Der flexible Zugriff und das verzögerungsfreie Visualisieren verschiedener Systeme wird durch Einsatz der ‚JST GrabberVM‘ ermöglicht. „Diese Komponenten greifen die Signale an der Quelle – egal ob physisch oder virtuell – ab und leiten diese direkt an die Multikonsolen in den Leitstellen weiter, anstatt über andere sonst übliche Netzwerkverbindungen vor Ort“, beschreibt Dirk Lüders, Consultant und zuständiger Projektleiter bei JST. So ist auch ein externer Zugriff ausgeschlossen, was die eigene Sicherheit von MSC und NOC erhöht. Zudem lassen sich dank dieser Technologie weitere virtuelle Maschinen hinzufügen und bestehende Quellen leicht anpassen. „Auf diese Weise können wir Ergänzungen und Änderungen, mit denen wir hier laufend konfrontiert werden, ganz leicht umsetzen. Ein echter Vorteil, der das Ganze schnell, bequem und besonders effizient macht“, erklärt Schnau.

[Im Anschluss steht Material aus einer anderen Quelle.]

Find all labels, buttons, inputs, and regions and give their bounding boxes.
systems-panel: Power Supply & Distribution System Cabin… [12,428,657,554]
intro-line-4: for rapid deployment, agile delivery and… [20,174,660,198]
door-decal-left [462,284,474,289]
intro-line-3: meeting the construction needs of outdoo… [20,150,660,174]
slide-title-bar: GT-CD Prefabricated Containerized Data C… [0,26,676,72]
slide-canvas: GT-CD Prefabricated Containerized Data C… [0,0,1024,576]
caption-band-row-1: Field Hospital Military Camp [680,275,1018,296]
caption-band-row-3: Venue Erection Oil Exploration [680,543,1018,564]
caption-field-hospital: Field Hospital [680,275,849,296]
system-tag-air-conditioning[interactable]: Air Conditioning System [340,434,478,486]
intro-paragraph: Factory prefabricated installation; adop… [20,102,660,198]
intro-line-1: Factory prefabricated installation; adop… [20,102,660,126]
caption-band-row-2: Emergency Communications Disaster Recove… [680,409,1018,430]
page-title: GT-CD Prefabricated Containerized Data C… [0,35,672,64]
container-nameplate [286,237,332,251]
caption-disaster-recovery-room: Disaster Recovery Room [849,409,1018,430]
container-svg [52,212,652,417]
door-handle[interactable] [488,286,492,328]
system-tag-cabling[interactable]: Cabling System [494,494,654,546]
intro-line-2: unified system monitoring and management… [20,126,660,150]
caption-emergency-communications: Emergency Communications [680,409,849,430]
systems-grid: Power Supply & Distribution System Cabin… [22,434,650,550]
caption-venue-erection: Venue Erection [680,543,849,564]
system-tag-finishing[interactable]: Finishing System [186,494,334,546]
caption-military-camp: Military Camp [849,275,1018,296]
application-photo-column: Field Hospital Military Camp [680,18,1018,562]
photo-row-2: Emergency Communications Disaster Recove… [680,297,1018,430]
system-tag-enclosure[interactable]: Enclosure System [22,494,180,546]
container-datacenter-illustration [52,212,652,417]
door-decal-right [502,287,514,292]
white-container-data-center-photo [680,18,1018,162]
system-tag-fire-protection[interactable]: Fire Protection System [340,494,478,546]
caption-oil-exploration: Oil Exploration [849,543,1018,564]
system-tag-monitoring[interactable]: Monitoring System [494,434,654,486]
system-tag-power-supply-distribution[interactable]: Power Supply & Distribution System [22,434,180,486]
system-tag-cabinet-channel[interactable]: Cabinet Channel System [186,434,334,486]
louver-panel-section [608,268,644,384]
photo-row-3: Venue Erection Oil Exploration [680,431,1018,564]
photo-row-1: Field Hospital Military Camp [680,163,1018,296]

Effiziente Rollenzuteilung

Sicherheit und Ordnung stehen auch beim strategischen Rechte- und Rollenmanagement in beiden Axians-Leitständen im Zentrum. Über ‚JST myLogin‘ besitzt jeder Mitarbeiter eine eigene Zugangskarte zum Gebäude, auf der sich gleichzeitig die Autorisierung für das System der Leitstelle befindet. Fremdzugriff ist auch hier ausgeschlossen. Die Kombination aus effizienter Rollenzuteilung und sicherem Fernzugriff erleichtert den Experten nicht nur die Arbeit, sie sorgt auch dafür, dass die Kunden nicht lange auf eine Lösung warten müssen. „Wenn wir beispielsweise Regeländerungen an Firewalls vornehmen müssen, die mehrere unterschiedliche Systeme verschiedener Hersteller betreffen, dann sind die JST-Komponenten sehr hilfreich“, beschreibt Kröger. „So kann die gesamte Infrastruktur des Kunden über die Videowall für alle Beteiligten Supporter sichtbar dargestellt werden.“ 

Für Axians stand von Beginn an im Fokus, die Fachbereiche, die für ein breites Spektrum von IT-Themen zuständig sind, enger zusammenrücken zu lassen. Seit Inbetriebnahme beider Leitwarten zeigen sich Verantwortliche und Mitarbeitende in Hamburg von der Umsetzung begeistert: „Das neue MSC ist nun der zentrale Anlaufpunkt für viele unserer Kunden, denen wir beim Betrieb der Cyber Security Infrastruktur helfen – ohne dass es ihnen überhaupt bewusst ist. Hotline, Ticketsystem und Monitoring laufen hier zusammen“, so Ben Kröger. Die räumliche Trennung, die früher die Arbeitsweise und Strukturen geprägt hatte, wurde mithilfe der JST-Komponenten durch einen fließenden Übergang der Aufgaben vom Level-1- zum Level-2-Support ersetzt. „Unsere Kunden erwarten ein zuverlässiges und breites Service-Angebot, angefangen bei der Pflege von Perimeter-Firewalls bis hin zur kompletten SOC-Betreuung. Mit dem neuen NOC als zentraler Koordinierungsstelle kann unser Support all dies zuverlässig, zügig und sicher gewährleisten“, resümiert Oliver Schnau.